# Boots ARRGGH!



## Lorna (Apr 8, 2004)

On Monday, I went into Boots in my local town and gave in a film to be processed.  I asked for 3 day processing, as I was intending to return to the store, and pick up my film on Friday.

Today, hubby had to go into town, so he suggested, that check on whether my film was developed.  So hubby duly walked into Boots, handed over the receipt, and was told, there was no point in even checking if the photographs were ready, because the film is on 3 day processing, and the computer will not release the pictures until the 72 hours are up.

When he told me, I did a double take.  It is pretty quiet in Boots, so I suspect my photos, would have been ready.  Now I will have to go in on Friday to pick up the photos,  but it is the only reason I have to go into town.  I have to drive 5 miles there, park, pay 50p for parking, go collect the photos, and then drive home.  What a waste of time, effort and money, just because the photos cannot be released a day early.  It is also, seems to me, to be not particularly green to make me make an extra, completely unnecessary, car journey.

I understand in busy periods, that I might have to wait 3 days for my film to be processed, but in slack times, then I really feel, I ought to be able to collect my pictures, if they are ready.

How to upset a customer......method number......

Lorna


----------



## dakota (Feb 6, 2007)

Tough one, i can see your point as i can see there's.

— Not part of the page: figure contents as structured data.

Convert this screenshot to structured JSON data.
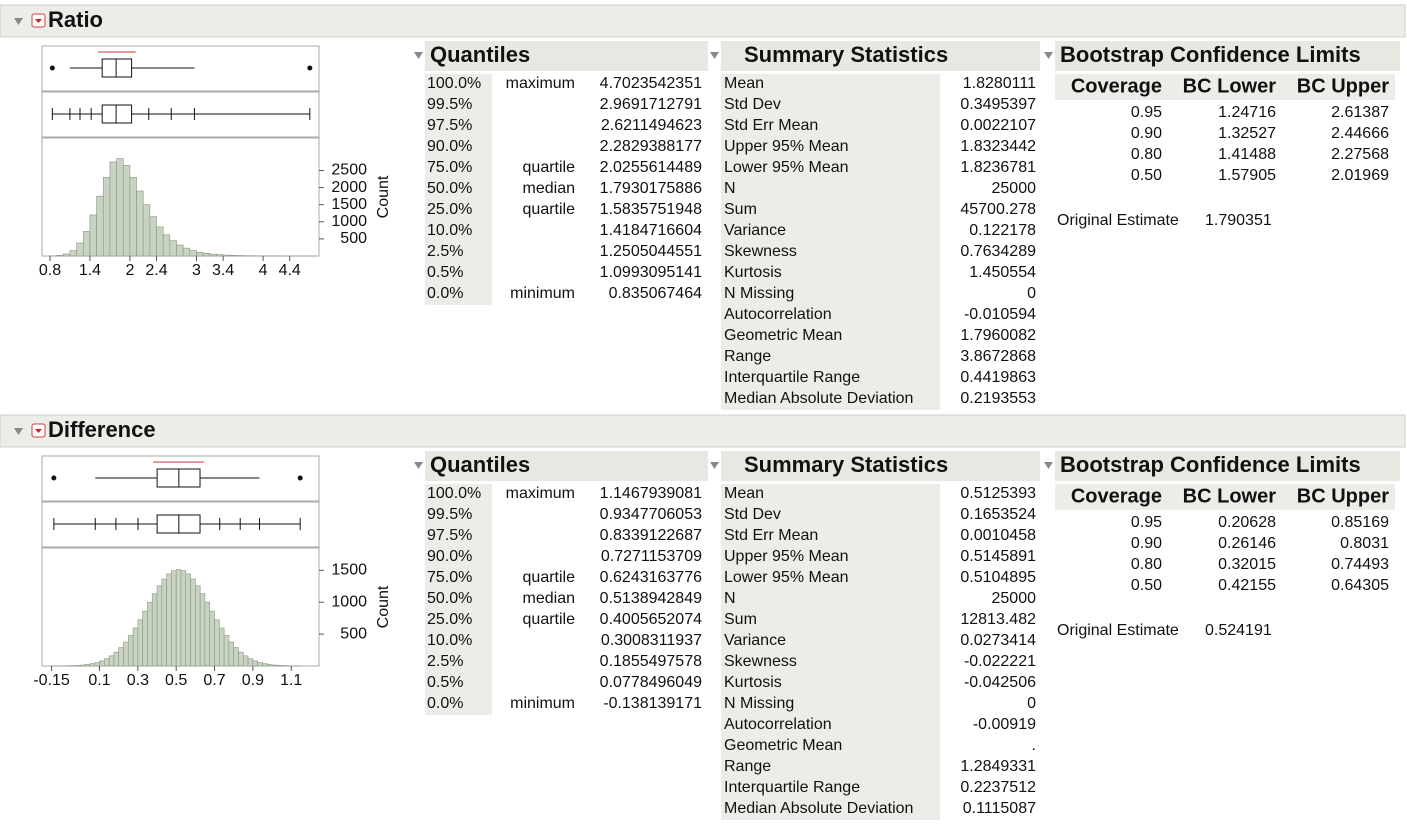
{
  "sections": [
    {
      "title": "Ratio",
      "histogram": {
        "type": "histogram",
        "bins": [
          0.8,
          0.9,
          1.0,
          1.1,
          1.2,
          1.3,
          1.4,
          1.5,
          1.6,
          1.7,
          1.8,
          1.9,
          2.0,
          2.1,
          2.2,
          2.3,
          2.4,
          2.5,
          2.6,
          2.7,
          2.8,
          2.9,
          3.0,
          3.1,
          3.2,
          3.3,
          3.4,
          3.5,
          3.6,
          3.7,
          3.8,
          3.9,
          4.0,
          4.1,
          4.2,
          4.3,
          4.4,
          4.5,
          4.6,
          4.7,
          4.8
        ],
        "counts": [
          5,
          20,
          60,
          160,
          380,
          720,
          1200,
          1750,
          2300,
          2750,
          2850,
          2650,
          2300,
          1900,
          1500,
          1150,
          850,
          620,
          450,
          320,
          230,
          160,
          110,
          80,
          55,
          40,
          28,
          20,
          14,
          10,
          7,
          5,
          4,
          3,
          2,
          2,
          1,
          1,
          1,
          1
        ],
        "xlim": [
          0.68,
          4.84
        ],
        "xticks": [
          0.8,
          1.4,
          2,
          2.4,
          3,
          3.4,
          4,
          4.4
        ],
        "ylim": [
          0,
          3450
        ],
        "yticks": [
          500,
          1000,
          1500,
          2000,
          2500
        ],
        "ylabel": "Count",
        "color": "#c8d3c1"
      },
      "quantiles": {
        "title": "Quantiles",
        "rows": [
          {
            "pct": "100.0%",
            "label": "maximum",
            "value": "4.7023542351"
          },
          {
            "pct": "99.5%",
            "value": "2.9691712791"
          },
          {
            "pct": "97.5%",
            "value": "2.6211494623"
          },
          {
            "pct": "90.0%",
            "value": "2.2829388177"
          },
          {
            "pct": "75.0%",
            "label": "quartile",
            "value": "2.0255614489"
          },
          {
            "pct": "50.0%",
            "label": "median",
            "value": "1.7930175886"
          },
          {
            "pct": "25.0%",
            "label": "quartile",
            "value": "1.5835751948"
          },
          {
            "pct": "10.0%",
            "value": "1.4184716604"
          },
          {
            "pct": "2.5%",
            "value": "1.2505044551"
          },
          {
            "pct": "0.5%",
            "value": "1.0993095141"
          },
          {
            "pct": "0.0%",
            "label": "minimum",
            "value": "0.835067464"
          }
        ]
      },
      "summary": {
        "title": "Summary Statistics",
        "rows": [
          [
            "Mean",
            "1.8280111"
          ],
          [
            "Std Dev",
            "0.3495397"
          ],
          [
            "Std Err Mean",
            "0.0022107"
          ],
          [
            "Upper 95% Mean",
            "1.8323442"
          ],
          [
            "Lower 95% Mean",
            "1.8236781"
          ],
          [
            "N",
            "25000"
          ],
          [
            "Sum",
            "45700.278"
          ],
          [
            "Variance",
            "0.122178"
          ],
          [
            "Skewness",
            "0.7634289"
          ],
          [
            "Kurtosis",
            "1.450554"
          ],
          [
            "N Missing",
            "0"
          ],
          [
            "Autocorrelation",
            "-0.010594"
          ],
          [
            "Geometric Mean",
            "1.7960082"
          ],
          [
            "Range",
            "3.8672868"
          ],
          [
            "Interquartile Range",
            "0.4419863"
          ],
          [
            "Median Absolute Deviation",
            "0.2193553"
          ]
        ]
      },
      "bootstrap": {
        "title": "Bootstrap Confidence Limits",
        "headers": [
          "Coverage",
          "BC Lower",
          "BC Upper"
        ],
        "rows": [
          [
            "0.95",
            "1.24716",
            "2.61387"
          ],
          [
            "0.90",
            "1.32527",
            "2.44666"
          ],
          [
            "0.80",
            "1.41488",
            "2.27568"
          ],
          [
            "0.50",
            "1.57905",
            "2.01969"
          ]
        ],
        "original_estimate": [
          "Original Estimate",
          "1.790351"
        ]
      }
    },
    {
      "title": "Difference",
      "histogram": {
        "type": "histogram",
        "bins": [
          -0.15,
          -0.125,
          -0.1,
          -0.075,
          -0.05,
          -0.025,
          0,
          0.025,
          0.05,
          0.075,
          0.1,
          0.125,
          0.15,
          0.175,
          0.2,
          0.225,
          0.25,
          0.275,
          0.3,
          0.325,
          0.35,
          0.375,
          0.4,
          0.425,
          0.45,
          0.475,
          0.5,
          0.525,
          0.55,
          0.575,
          0.6,
          0.625,
          0.65,
          0.675,
          0.7,
          0.725,
          0.75,
          0.775,
          0.8,
          0.825,
          0.85,
          0.875,
          0.9,
          0.925,
          0.95,
          0.975,
          1.0,
          1.025,
          1.05,
          1.075,
          1.1,
          1.125,
          1.15
        ],
        "counts": [
          1,
          1,
          2,
          4,
          6,
          10,
          15,
          24,
          37,
          54,
          80,
          114,
          159,
          217,
          290,
          376,
          479,
          596,
          724,
          860,
          1000,
          1134,
          1257,
          1363,
          1443,
          1494,
          1511,
          1494,
          1443,
          1363,
          1257,
          1134,
          1000,
          860,
          724,
          596,
          479,
          376,
          290,
          217,
          159,
          114,
          80,
          54,
          37,
          24,
          15,
          10,
          6,
          4,
          2,
          1
        ],
        "xlim": [
          -0.2,
          1.245
        ],
        "xticks": [
          -0.15,
          0.1,
          0.3,
          0.5,
          0.7,
          0.9,
          1.1
        ],
        "ylim": [
          0,
          1850
        ],
        "yticks": [
          500,
          1000,
          1500
        ],
        "ylabel": "Count",
        "color": "#c8d3c1"
      },
      "quantiles": {
        "title": "Quantiles",
        "rows": [
          {
            "pct": "100.0%",
            "label": "maximum",
            "value": "1.1467939081"
          },
          {
            "pct": "99.5%",
            "value": "0.9347706053"
          },
          {
            "pct": "97.5%",
            "value": "0.8339122687"
          },
          {
            "pct": "90.0%",
            "value": "0.7271153709"
          },
          {
            "pct": "75.0%",
            "label": "quartile",
            "value": "0.6243163776"
          },
          {
            "pct": "50.0%",
            "label": "median",
            "value": "0.5138942849"
          },
          {
            "pct": "25.0%",
            "label": "quartile",
            "value": "0.4005652074"
          },
          {
            "pct": "10.0%",
            "value": "0.3008311937"
          },
          {
            "pct": "2.5%",
            "value": "0.1855497578"
          },
          {
            "pct": "0.5%",
            "value": "0.0778496049"
          },
          {
            "pct": "0.0%",
            "label": "minimum",
            "value": "-0.138139171"
          }
        ]
      },
      "summary": {
        "title": "Summary Statistics",
        "rows": [
          [
            "Mean",
            "0.5125393"
          ],
          [
            "Std Dev",
            "0.1653524"
          ],
          [
            "Std Err Mean",
            "0.0010458"
          ],
          [
            "Upper 95% Mean",
            "0.5145891"
          ],
          [
            "Lower 95% Mean",
            "0.5104895"
          ],
          [
            "N",
            "25000"
          ],
          [
            "Sum",
            "12813.482"
          ],
          [
            "Variance",
            "0.0273414"
          ],
          [
            "Skewness",
            "-0.022221"
          ],
          [
            "Kurtosis",
            "-0.042506"
          ],
          [
            "N Missing",
            "0"
          ],
          [
            "Autocorrelation",
            "-0.00919"
          ],
          [
            "Geometric Mean",
            "."
          ],
          [
            "Range",
            "1.2849331"
          ],
          [
            "Interquartile Range",
            "0.2237512"
          ],
          [
            "Median Absolute Deviation",
            "0.1115087"
          ]
        ]
      },
      "bootstrap": {
        "title": "Bootstrap Confidence Limits",
        "headers": [
          "Coverage",
          "BC Lower",
          "BC Upper"
        ],
        "rows": [
          [
            "0.95",
            "0.20628",
            "0.85169"
          ],
          [
            "0.90",
            "0.26146",
            "0.8031"
          ],
          [
            "0.80",
            "0.32015",
            "0.74493"
          ],
          [
            "0.50",
            "0.42155",
            "0.64305"
          ]
        ],
        "original_estimate": [
          "Original Estimate",
          "0.524191"
        ]
      }
    }
  ]
}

I would in future just aim for the timescale given (3 days) and if they are not ready then, then play your face


----------



## Lully77 (Apr 11, 2008)

Ridiculous!  Take your films to Jessops in future (if you have one) - their tills/computers have no such attitude and I got my reprints a day earlier, just because I was passing and thought I would check x


----------



## Lorna (Apr 8, 2004)

Unfortunately, the only place around here to get photos done is Boots.  Well ever since Tesco stopped doing film processing(that annoyed me too).


----------



## dakota (Feb 6, 2007)

Tesco stopped doing them by us aswell, wasnt happy as they were the cheapest at 5p a print, now i pay about 11p


----------



## professor waffle (Apr 23, 2005)

Are they film or digital ones? I use Snapfish for my digital ones & they're good


----------



## dakota (Feb 6, 2007)

Digital, off to have a look


----------